OBS DE PÉ DE PÁGINA: Dei a nota 8,5 para o filme em respeito ao 9 que tinha dado antes a XXY – que achei um filme mais sensível e mais interessante que El Orfanato. Ainda que a produção espanhola tenha muitas e muitas qualidades técnicas, é claro. Como entretenimento, é um filme competente.

No site IMDb, meu banco de dados preferido de cinema na net, El Orfanato ganhou a nota 7,8. Por outro lado, os críticos do site Rotten Tomatoes conferiram 13 críticas positivas para o filme e 5 negativas. El Orfanato ainda não chegou aos cinemas norte-americanos – por isso também o “baixo” interesse da crítica a seu respeito. Ele apenas estreou no dia 29 de setembro no Festival de Cinema de Nova York. Nos cinemas comerciais ele estréia apenas no dia 28 de dezembro, e ainda com poucas cópias, nos cinemas estadunidenses.

Para quem gostou das locações do filme, comento que ele foi filmado na costa de Llanes, perto de Oviedo, Astúrias, e também em Barcelona.

O filme é uma co-produção da Espanha e do México.

PALPITE PARA O OSCAR: Pela qualidade técnica do filme e pelo poder de barganha da Warner El Orfanato pode chegar a ser selecionado como um dos finalistas para o Oscar. Ainda assim, acho difícil que ele ganhe o prêmio, especialmente porque segue uma temática que não é uma das preferidas da Academia.

CONCLUSÃO: Como suspense é um filme que passa por bom entretenimento, especialmente porque cuida dos detalhes técnicos e porque tem uma boa direção. Tenta ser uma mescla de terror com fantasia, o que pode ser interessante e, ao mesmo tempo, perigoso – ou poético, depende do ponto de vista.

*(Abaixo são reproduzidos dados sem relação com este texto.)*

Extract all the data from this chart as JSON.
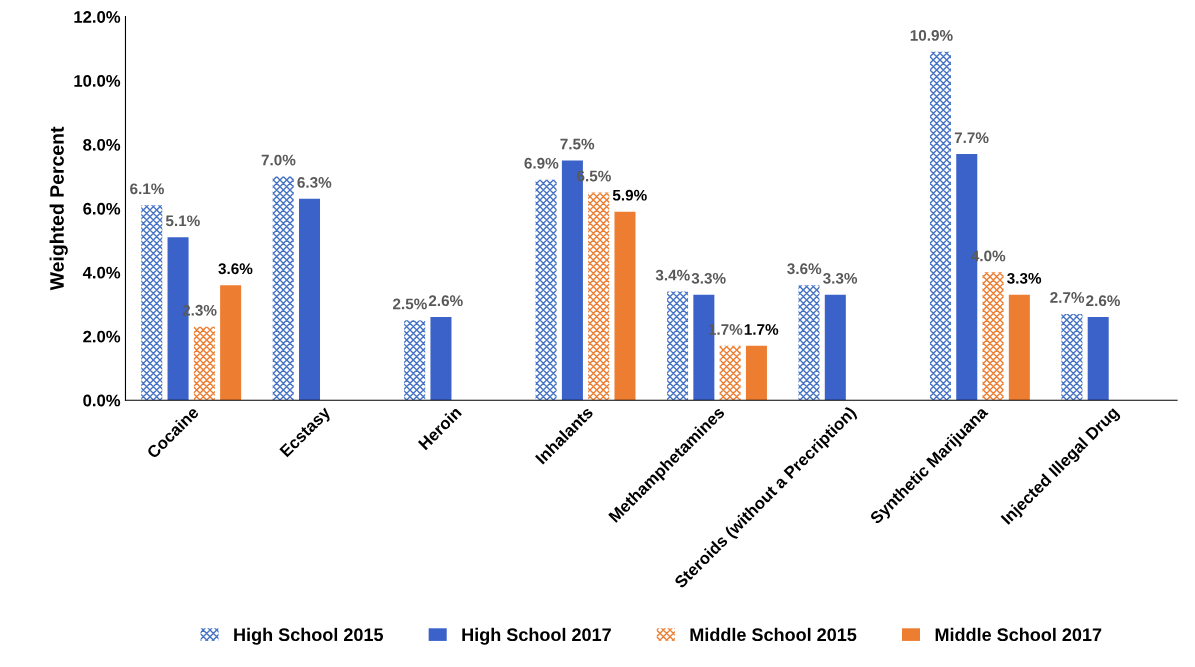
{
  "chart_data": {
    "type": "bar",
    "ylabel": "Weighted Percent",
    "categories": [
      "Cocaine",
      "Ecstasy",
      "Heroin",
      "Inhalants",
      "Methamphetamines",
      "Steroids (without a Precription)",
      "Synthetic Marijuana",
      "Injected Illegal Drug"
    ],
    "series": [
      {
        "name": "High School 2015",
        "color": "#4472c4",
        "values": [
          6.1,
          7.0,
          2.5,
          6.9,
          3.4,
          3.6,
          10.9,
          2.7
        ],
        "value_labels": [
          "6.1%",
          "7.0%",
          "2.5%",
          "6.9%",
          "3.4%",
          "3.6%",
          "10.9%",
          "2.7%"
        ]
      },
      {
        "name": "High School 2017",
        "color": "#3a62c9",
        "values": [
          5.1,
          6.3,
          2.6,
          7.5,
          3.3,
          3.3,
          7.7,
          2.6
        ],
        "value_labels": [
          "5.1%",
          "6.3%",
          "2.6%",
          "7.5%",
          "3.3%",
          "3.3%",
          "7.7%",
          "2.6%"
        ]
      },
      {
        "name": "Middle School 2015",
        "color": "#ed7d31",
        "values": [
          2.3,
          null,
          null,
          6.5,
          1.7,
          null,
          4.0,
          null
        ],
        "value_labels": [
          "2.3%",
          null,
          null,
          "6.5%",
          "1.7%",
          null,
          "4.0%",
          null
        ]
      },
      {
        "name": "Middle School 2017",
        "color": "#ed7d31",
        "values": [
          3.6,
          null,
          null,
          5.9,
          1.7,
          null,
          3.3,
          null
        ],
        "value_labels": [
          "3.6%",
          null,
          null,
          "5.9%",
          "1.7%",
          null,
          "3.3%",
          null
        ]
      }
    ],
    "ylim": [
      0,
      12
    ],
    "yticks": [
      {
        "value": 0,
        "label": "0.0%"
      },
      {
        "value": 2,
        "label": "2.0%"
      },
      {
        "value": 4,
        "label": "4.0%"
      },
      {
        "value": 6,
        "label": "6.0%"
      },
      {
        "value": 8,
        "label": "8.0%"
      },
      {
        "value": 10,
        "label": "10.0%"
      },
      {
        "value": 12,
        "label": "12.0%"
      }
    ],
    "grid": false,
    "legend": "bottom"
  }
}
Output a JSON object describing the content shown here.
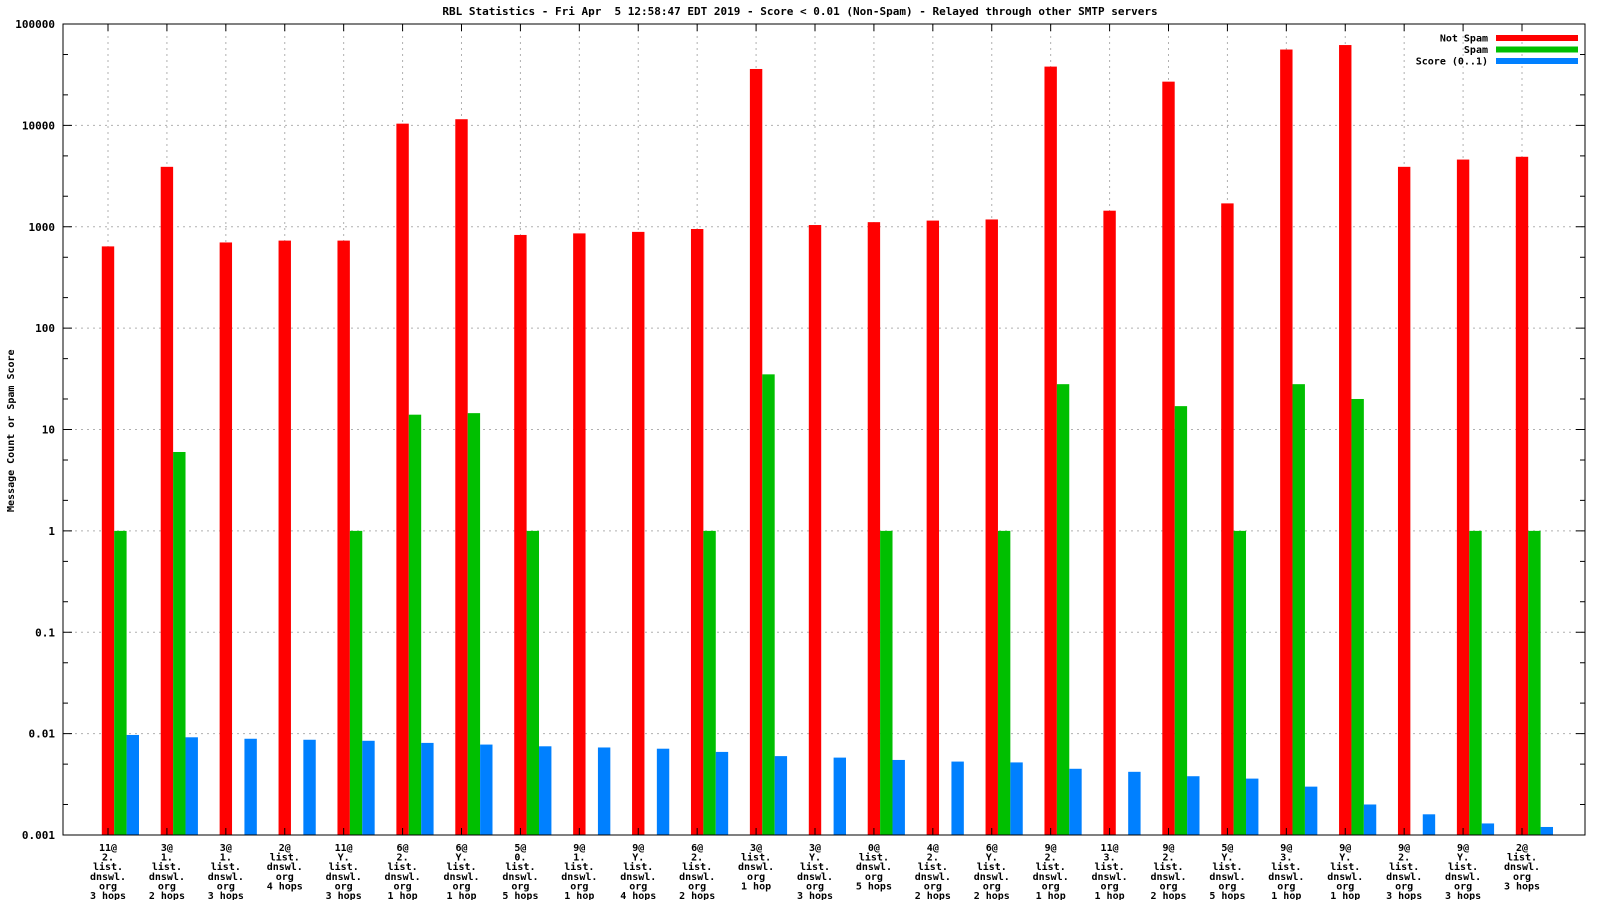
{
  "title": "RBL Statistics - Fri Apr  5 12:58:47 EDT 2019 - Score < 0.01 (Non-Spam) - Relayed through other SMTP servers",
  "chart_data": {
    "type": "bar",
    "title": "RBL Statistics - Fri Apr  5 12:58:47 EDT 2019 - Score < 0.01 (Non-Spam) - Relayed through other SMTP servers",
    "xlabel": "",
    "ylabel": "Message Count or Spam Score",
    "yscale": "log",
    "ylim": [
      0.001,
      100000
    ],
    "ytick_labels": [
      "0.001",
      "0.01",
      "0.1",
      "1",
      "10",
      "100",
      "1000",
      "10000",
      "100000"
    ],
    "ytick_values": [
      0.001,
      0.01,
      0.1,
      1,
      10,
      100,
      1000,
      10000,
      100000
    ],
    "grid": true,
    "legend_position": "top-right-inside",
    "axis_color": "#000000",
    "grid_color": "#b0b0b0",
    "categories": [
      [
        "11@",
        "2.",
        "list.",
        "dnswl.",
        "org",
        "3 hops"
      ],
      [
        "3@",
        "1.",
        "list.",
        "dnswl.",
        "org",
        "2 hops"
      ],
      [
        "3@",
        "1.",
        "list.",
        "dnswl.",
        "org",
        "3 hops"
      ],
      [
        "2@",
        "list.",
        "dnswl.",
        "org",
        "4 hops"
      ],
      [
        "11@",
        "Y.",
        "list.",
        "dnswl.",
        "org",
        "3 hops"
      ],
      [
        "6@",
        "2.",
        "list.",
        "dnswl.",
        "org",
        "1 hop"
      ],
      [
        "6@",
        "Y.",
        "list.",
        "dnswl.",
        "org",
        "1 hop"
      ],
      [
        "5@",
        "0.",
        "list.",
        "dnswl.",
        "org",
        "5 hops"
      ],
      [
        "9@",
        "1.",
        "list.",
        "dnswl.",
        "org",
        "1 hop"
      ],
      [
        "9@",
        "Y.",
        "list.",
        "dnswl.",
        "org",
        "4 hops"
      ],
      [
        "6@",
        "2.",
        "list.",
        "dnswl.",
        "org",
        "2 hops"
      ],
      [
        "3@",
        "list.",
        "dnswl.",
        "org",
        "1 hop"
      ],
      [
        "3@",
        "Y.",
        "list.",
        "dnswl.",
        "org",
        "3 hops"
      ],
      [
        "0@",
        "list.",
        "dnswl.",
        "org",
        "5 hops"
      ],
      [
        "4@",
        "2.",
        "list.",
        "dnswl.",
        "org",
        "2 hops"
      ],
      [
        "6@",
        "Y.",
        "list.",
        "dnswl.",
        "org",
        "2 hops"
      ],
      [
        "9@",
        "2.",
        "list.",
        "dnswl.",
        "org",
        "1 hop"
      ],
      [
        "11@",
        "3.",
        "list.",
        "dnswl.",
        "org",
        "1 hop"
      ],
      [
        "9@",
        "2.",
        "list.",
        "dnswl.",
        "org",
        "2 hops"
      ],
      [
        "5@",
        "Y.",
        "list.",
        "dnswl.",
        "org",
        "5 hops"
      ],
      [
        "9@",
        "3.",
        "list.",
        "dnswl.",
        "org",
        "1 hop"
      ],
      [
        "9@",
        "Y.",
        "list.",
        "dnswl.",
        "org",
        "1 hop"
      ],
      [
        "9@",
        "2.",
        "list.",
        "dnswl.",
        "org",
        "3 hops"
      ],
      [
        "9@",
        "Y.",
        "list.",
        "dnswl.",
        "org",
        "3 hops"
      ],
      [
        "2@",
        "list.",
        "dnswl.",
        "org",
        "3 hops"
      ]
    ],
    "series": [
      {
        "name": "Not Spam",
        "color": "#ff0000",
        "values": [
          640,
          3900,
          700,
          730,
          730,
          10400,
          11500,
          830,
          860,
          890,
          950,
          36000,
          1040,
          1110,
          1150,
          1180,
          38000,
          1440,
          27000,
          1700,
          56000,
          62000,
          3900,
          4600,
          4900
        ]
      },
      {
        "name": "Spam",
        "color": "#00bf00",
        "values": [
          1,
          6,
          null,
          null,
          1,
          14,
          14.5,
          1,
          null,
          null,
          1,
          35,
          null,
          1,
          null,
          1,
          28,
          null,
          17,
          1,
          28,
          20,
          null,
          1,
          1
        ]
      },
      {
        "name": "Score (0..1)",
        "color": "#0080ff",
        "values": [
          0.0097,
          0.0092,
          0.0089,
          0.0087,
          0.0085,
          0.0081,
          0.0078,
          0.0075,
          0.0073,
          0.0071,
          0.0066,
          0.006,
          0.0058,
          0.0055,
          0.0053,
          0.0052,
          0.0045,
          0.0042,
          0.0038,
          0.0036,
          0.003,
          0.002,
          0.0016,
          0.0013,
          0.0012
        ]
      }
    ]
  }
}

ATUALIZAÇÃO (SPOILER – aviso que o texto à seguir conta a última versão sobre o final do filme, por isso recomendo que não continue a ler quem ainda não assistiu a El Orfanato): Como falei lá embaixo, nos meus comentários, eu tenho que admitir que errei. Escrevo esta atualização só agora porque, finalmente, consegui rever o filme. E agora, assistindo novamente ao final dele, devo concordar com os leitores deste blog André Feltrin, Rogério Silva, Lucas Rosa e Bean. Como todos eles disseram nos comentários ali embaixo também – muito obrigada a todos e cada um de vocês! -, Simón morreu logo após entrar no porão. Na primeira vez que vi ao filme me confundi com a hora em que Laura encontra o “espírito” de Simón longe da escada e não reparei, depois, quando ela encontra o cadáver do filho, de que ele está logo abaixo do lugar em que o corrimão da escada está quebrado. Revendo o filme ficou claro, ao menos para mim, que ele morreu ao cair e que, por isso, não pôde pedir socorro e, consequentemente, ser ouvido pelos pais. Com isso, Laura não foi a “culpada” por ter trancado o menino e por ter matado o próprio filho, como eu tinha entendido, mas trancando a saída ela apenas evitou dele ter sido encontrado antes.